Дити понадобилась вся ее отвага, чтобы подойти к бесчувственному телу. Удостоверившись, что злодеи не вернутся, она выбралась из своего укрытия и присела на корточки перед распростертым великаном. Он лежал в тени, и было непонятно, дышит или нет. Дити хотела коснуться его груди, но отдернула руку: трогать голого мужчину само по себе тяжкий грех, а если он еще и беспомощен, кара будет немыслимой. Дити воровато огляделась и, бросив вызов незримому свету, опустила палец на грудь великана. Стук сердца уверил ее в том, что Калуа жив, и она скоренько убрала руку, готовая задать стрекача, если дрогнут его веки. Однако глаза его были закрыты и сам он так недвижим, что Дити отважилась его рассмотреть. Теперь было видно, что, невзирая на колоссальные размеры, он всего-навсего парень, у которого над верхней губой пробивается пушок; сейчас это был не молчаливый чернокожий гигант, дважды в день появлявшийся возле ее дома, а поверженный юноша. Прицокнув языком, Дити наломала речного камыша, которым, как мочалкой, обтерла навоз с неподвижного тела. Потом аккуратно расправила белевшую на земле повязку, чтобы его прикрыть.
До сих пор ей как-то удавалось не замечать наготы великана, но сейчас взгляд ее задержался внизу его живота. Никогда еще она не видела эту мужскую часть так близко; ее снедали страх и любопытство, и опять возникло видение брачной ночи. Будто по собственной прихоти рука ее скользнула вниз и накрыла штуковину, поразившую нежностью плоти, которая вдруг шевельнулась и чуть набухла. Возникло чувство, что сзади собралась вся деревня и родня наблюдает, как бесстыдница лапает самую неприкасаемую часть этого человека. Дити отпрянула и вновь укрылась в маках.
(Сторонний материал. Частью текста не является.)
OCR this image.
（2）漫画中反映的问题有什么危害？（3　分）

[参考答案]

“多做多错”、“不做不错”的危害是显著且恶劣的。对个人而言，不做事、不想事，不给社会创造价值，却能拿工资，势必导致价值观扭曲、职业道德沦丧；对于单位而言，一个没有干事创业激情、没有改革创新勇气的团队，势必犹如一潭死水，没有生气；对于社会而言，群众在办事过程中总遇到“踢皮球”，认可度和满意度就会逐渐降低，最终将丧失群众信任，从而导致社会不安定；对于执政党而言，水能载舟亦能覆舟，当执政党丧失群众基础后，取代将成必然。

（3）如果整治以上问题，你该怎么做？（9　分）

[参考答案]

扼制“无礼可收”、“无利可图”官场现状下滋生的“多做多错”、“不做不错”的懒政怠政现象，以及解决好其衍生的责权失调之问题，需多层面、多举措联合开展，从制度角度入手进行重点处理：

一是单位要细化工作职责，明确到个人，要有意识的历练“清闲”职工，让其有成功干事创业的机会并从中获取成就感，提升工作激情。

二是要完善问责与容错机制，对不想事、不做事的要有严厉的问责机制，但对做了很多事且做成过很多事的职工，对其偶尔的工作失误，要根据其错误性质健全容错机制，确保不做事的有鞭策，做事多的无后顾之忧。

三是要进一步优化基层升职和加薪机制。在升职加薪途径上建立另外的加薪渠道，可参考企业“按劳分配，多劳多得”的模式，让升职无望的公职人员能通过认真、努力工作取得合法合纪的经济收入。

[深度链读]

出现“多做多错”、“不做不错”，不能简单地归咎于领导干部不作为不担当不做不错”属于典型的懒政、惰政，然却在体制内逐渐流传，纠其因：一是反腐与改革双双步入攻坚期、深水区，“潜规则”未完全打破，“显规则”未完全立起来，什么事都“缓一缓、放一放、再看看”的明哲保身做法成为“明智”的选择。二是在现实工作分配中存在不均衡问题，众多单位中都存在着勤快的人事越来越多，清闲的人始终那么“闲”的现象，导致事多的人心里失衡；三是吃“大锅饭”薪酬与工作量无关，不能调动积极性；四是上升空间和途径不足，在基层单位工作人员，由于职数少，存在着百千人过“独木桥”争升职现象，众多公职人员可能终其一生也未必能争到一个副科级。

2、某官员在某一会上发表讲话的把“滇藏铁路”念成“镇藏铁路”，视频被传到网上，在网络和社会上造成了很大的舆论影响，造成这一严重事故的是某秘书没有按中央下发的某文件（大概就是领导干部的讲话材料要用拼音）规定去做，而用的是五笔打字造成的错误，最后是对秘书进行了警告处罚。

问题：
Казалось, прошла вечность, прежде чем Калуа с трудом встал и ошалело огляделся. Обмотавшись повязкой, он уковылял прочь, и вид у него был настолько одурелый, что Дити почти уверилась – здоровяк не ведал о ее присутствии.
С тех пор минуло два года, однако память о событиях той ночи ничуть не потускнела, но обрела преступную яркость. Дити лежала рядом с одурманенным мужем, а мысли ее, вопреки усилиям направить их на что-нибудь иное, своевольно устремлялись к той сцене и четко высвечивали пикантные детали. Смятение было бы еще сильнее, если б вдруг оказалось, что память Калуа смакует те же картины, однако вид его утверждал, что он ничего не помнит. Червячок сомнения все же оставался, и при встречах с великаном Дити старательно избегала его взгляда и всегда закрывала лицо.
И вот теперь, сдерживая волнение, из-под складок истончившегося сари она опасливо наблюдала, как будет воспринят ее приход. Если в глазах Калуа мелькнет хоть искра воспоминания о ее роли в тех ночных событиях, не останется ничего другого, как развернуться и уйти. Возникнет неодолимое препятствие – ведь она не только была свидетелем измывательств (хотя одного этого позора довольно, чтобы сломить человека), но проявила бесстыдное любопытство, если не сказать иначе.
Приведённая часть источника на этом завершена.